Nie zgadzam się, film jest świetny a nietypowa forma zaskakuje widza, wciąga. To, że relacja ojca z synem nie jest pzredstawiona dosłownie, to nie znaczy że płytko! Dużo jest w tym filmie niedopowiedzeń i niezrozumiałych zachowań, ale przez to właśnie film jest ciekawy, daje do myślenia. Nie wydaje mi się, że dobry film to taki w którym widz wszystko ma podane na talerzu. Poza tym wystarczy wsłuchać się w dialogi, które są inteligentne i przewrotne. Reżyser puszcza oko do publiczności, przedstawia historię z przymrużeniem oka. Chce ukazać farsę, która kończy się gorzkim morałem. Myślę, że dlatego też muzyka może się wydawać "niepasująca" - chodzi o uzyskanie wrażenia groteski. O gustach się nie dyskutuje ale myślę że film jest wart tego żeby go obejrzeć i samodzielnie wyrobić sobie opinię.
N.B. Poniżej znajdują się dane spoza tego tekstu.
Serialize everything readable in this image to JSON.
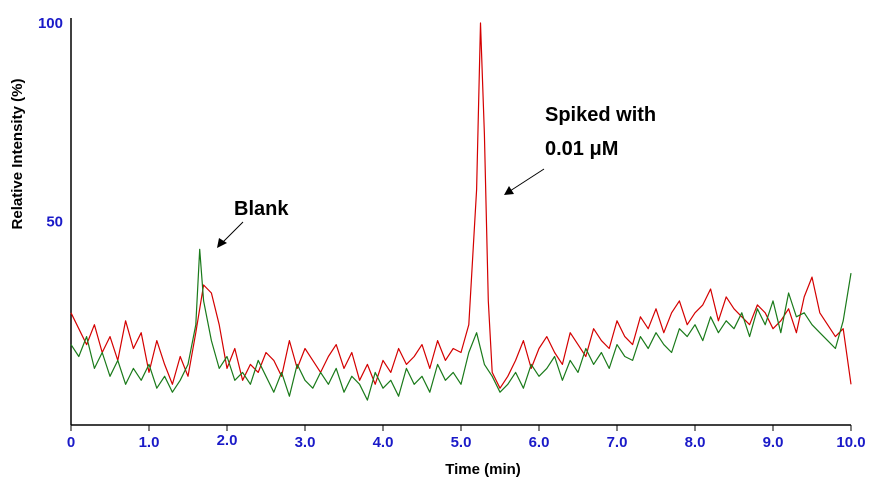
{
  "chart_data": {
    "type": "line",
    "xlabel": "Time (min)",
    "ylabel": "Relative Intensity (%)",
    "xlim": [
      0,
      10
    ],
    "ylim": [
      0,
      100
    ],
    "x_ticks": [
      "0",
      "1.0",
      "2.0",
      "3.0",
      "4.0",
      "5.0",
      "6.0",
      "7.0",
      "8.0",
      "9.0",
      "10.0"
    ],
    "y_ticks": [
      "50",
      "100"
    ],
    "grid": false,
    "legend": "none",
    "series": [
      {
        "color": "#d40000",
        "x": [
          0.0,
          0.1,
          0.2,
          0.3,
          0.4,
          0.5,
          0.6,
          0.7,
          0.8,
          0.9,
          1.0,
          1.1,
          1.2,
          1.3,
          1.4,
          1.5,
          1.6,
          1.7,
          1.8,
          1.9,
          2.0,
          2.1,
          2.2,
          2.3,
          2.4,
          2.5,
          2.6,
          2.7,
          2.8,
          2.9,
          3.0,
          3.1,
          3.2,
          3.3,
          3.4,
          3.5,
          3.6,
          3.7,
          3.8,
          3.9,
          4.0,
          4.1,
          4.2,
          4.3,
          4.4,
          4.5,
          4.6,
          4.7,
          4.8,
          4.9,
          5.0,
          5.1,
          5.2,
          5.25,
          5.3,
          5.35,
          5.4,
          5.5,
          5.6,
          5.7,
          5.8,
          5.9,
          6.0,
          6.1,
          6.2,
          6.3,
          6.4,
          6.5,
          6.6,
          6.7,
          6.8,
          6.9,
          7.0,
          7.1,
          7.2,
          7.3,
          7.4,
          7.5,
          7.6,
          7.7,
          7.8,
          7.9,
          8.0,
          8.1,
          8.2,
          8.3,
          8.4,
          8.5,
          8.6,
          8.7,
          8.8,
          8.9,
          9.0,
          9.1,
          9.2,
          9.3,
          9.4,
          9.5,
          9.6,
          9.7,
          9.8,
          9.9,
          10.0
        ],
        "y": [
          27,
          23,
          19,
          24,
          17,
          21,
          15,
          25,
          18,
          22,
          12,
          20,
          14,
          9,
          16,
          11,
          22,
          34,
          32,
          24,
          13,
          18,
          10,
          14,
          12,
          17,
          15,
          11,
          20,
          13,
          18,
          15,
          12,
          16,
          19,
          13,
          17,
          10,
          14,
          9,
          15,
          12,
          18,
          14,
          16,
          19,
          13,
          20,
          15,
          18,
          17,
          24,
          58,
          100,
          72,
          30,
          12,
          8,
          11,
          15,
          20,
          13,
          18,
          21,
          17,
          14,
          22,
          19,
          16,
          23,
          20,
          18,
          25,
          21,
          19,
          26,
          23,
          28,
          22,
          27,
          30,
          24,
          27,
          29,
          33,
          25,
          31,
          28,
          26,
          24,
          29,
          27,
          23,
          25,
          28,
          22,
          31,
          36,
          27,
          24,
          21,
          23,
          9
        ]
      },
      {
        "color": "#1a7a1a",
        "x": [
          0.0,
          0.1,
          0.2,
          0.3,
          0.4,
          0.5,
          0.6,
          0.7,
          0.8,
          0.9,
          1.0,
          1.1,
          1.2,
          1.3,
          1.4,
          1.5,
          1.6,
          1.65,
          1.7,
          1.8,
          1.9,
          2.0,
          2.1,
          2.2,
          2.3,
          2.4,
          2.5,
          2.6,
          2.7,
          2.8,
          2.9,
          3.0,
          3.1,
          3.2,
          3.3,
          3.4,
          3.5,
          3.6,
          3.7,
          3.8,
          3.9,
          4.0,
          4.1,
          4.2,
          4.3,
          4.4,
          4.5,
          4.6,
          4.7,
          4.8,
          4.9,
          5.0,
          5.1,
          5.2,
          5.3,
          5.4,
          5.5,
          5.6,
          5.7,
          5.8,
          5.9,
          6.0,
          6.1,
          6.2,
          6.3,
          6.4,
          6.5,
          6.6,
          6.7,
          6.8,
          6.9,
          7.0,
          7.1,
          7.2,
          7.3,
          7.4,
          7.5,
          7.6,
          7.7,
          7.8,
          7.9,
          8.0,
          8.1,
          8.2,
          8.3,
          8.4,
          8.5,
          8.6,
          8.7,
          8.8,
          8.9,
          9.0,
          9.1,
          9.2,
          9.3,
          9.4,
          9.5,
          9.6,
          9.7,
          9.8,
          9.9,
          10.0
        ],
        "y": [
          19,
          16,
          21,
          13,
          17,
          11,
          15,
          9,
          13,
          10,
          14,
          8,
          11,
          7,
          10,
          14,
          24,
          43,
          30,
          20,
          13,
          16,
          10,
          12,
          9,
          15,
          11,
          7,
          12,
          6,
          14,
          10,
          8,
          12,
          9,
          13,
          7,
          11,
          9,
          5,
          12,
          8,
          10,
          6,
          13,
          9,
          11,
          7,
          14,
          10,
          12,
          9,
          17,
          22,
          14,
          11,
          7,
          9,
          12,
          8,
          14,
          11,
          13,
          16,
          10,
          15,
          12,
          18,
          14,
          17,
          13,
          19,
          16,
          15,
          21,
          18,
          22,
          19,
          17,
          23,
          21,
          24,
          20,
          26,
          22,
          25,
          23,
          27,
          21,
          28,
          24,
          30,
          22,
          32,
          26,
          27,
          24,
          22,
          20,
          18,
          25,
          37
        ]
      }
    ],
    "annotations": [
      {
        "label": "Blank",
        "arrow_to": [
          1.8,
          45
        ]
      },
      {
        "label": "Spiked with",
        "label2": "0.01 μM",
        "arrow_to": [
          5.55,
          60
        ]
      }
    ]
  }
}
Zupełnie się nie zgadzam, dla film który można odczytać na wielu poziomach, a do tego jako bonus dostajemy trochę izraelskiej egzotyki i dla uważnego widza mnóstwo smaczków do wychwycenia. O nudzeniu się nie ma mowy.
Muzyka idealnie podkreśla napięcie między ojcem, a synem, chociaż uczciwie muszę powiedzieć, że był fragment w którym zagłuszyła dialog.
Ojciec przedstawiony idealnie, pretensje że ma "jedną i tą samą minę" mają taki sam sens jak zarzuceni Busterowi Keatonowi że miał kamienną twarz.
Oglądając film warto nie nastawiać się, pozostać otwartym na to co autor chce nam powiedzieć, a nie oczekiwać czegoś na swoją miarę, jakakolwiek by ona nie była.
Kropką nad i jest otwarta końcówka filmu.
Dla mnie perełka.
Izraelską egzotykę to ja miałem na "Drzewie cytrynowym". a tutaj po 30 min dałem sobie spokój. Chociaż i tak długo wytrzymałem.
"pozostać otwartym na to co autor chce nam powiedzieć"
A co takiego autor chce nam powiedzieć. Wyłóż jak na talerzu dla niekumatych.
Zgadzam się, ale ocenę 4/10 uważam za przesadnie niską. Już za samą scenę w "małym pokoiku" w ministerstwie, którą uważam za świetną, temu filmowi należy się więcej. Gdyby jeszcze muzyka była lepsza, a rolę ojca zagrał ktoś inny, ten film mógłby być nawet arcydziełem.
9/10 - oczywiście dla Twojego postu.
Reżyserowi stanowczo zabrakło inwencji. Dobiły mnie napisy, bo myślałem, że będzie jeszcze jakiś zwrot akcji na koniec, cokolwiek.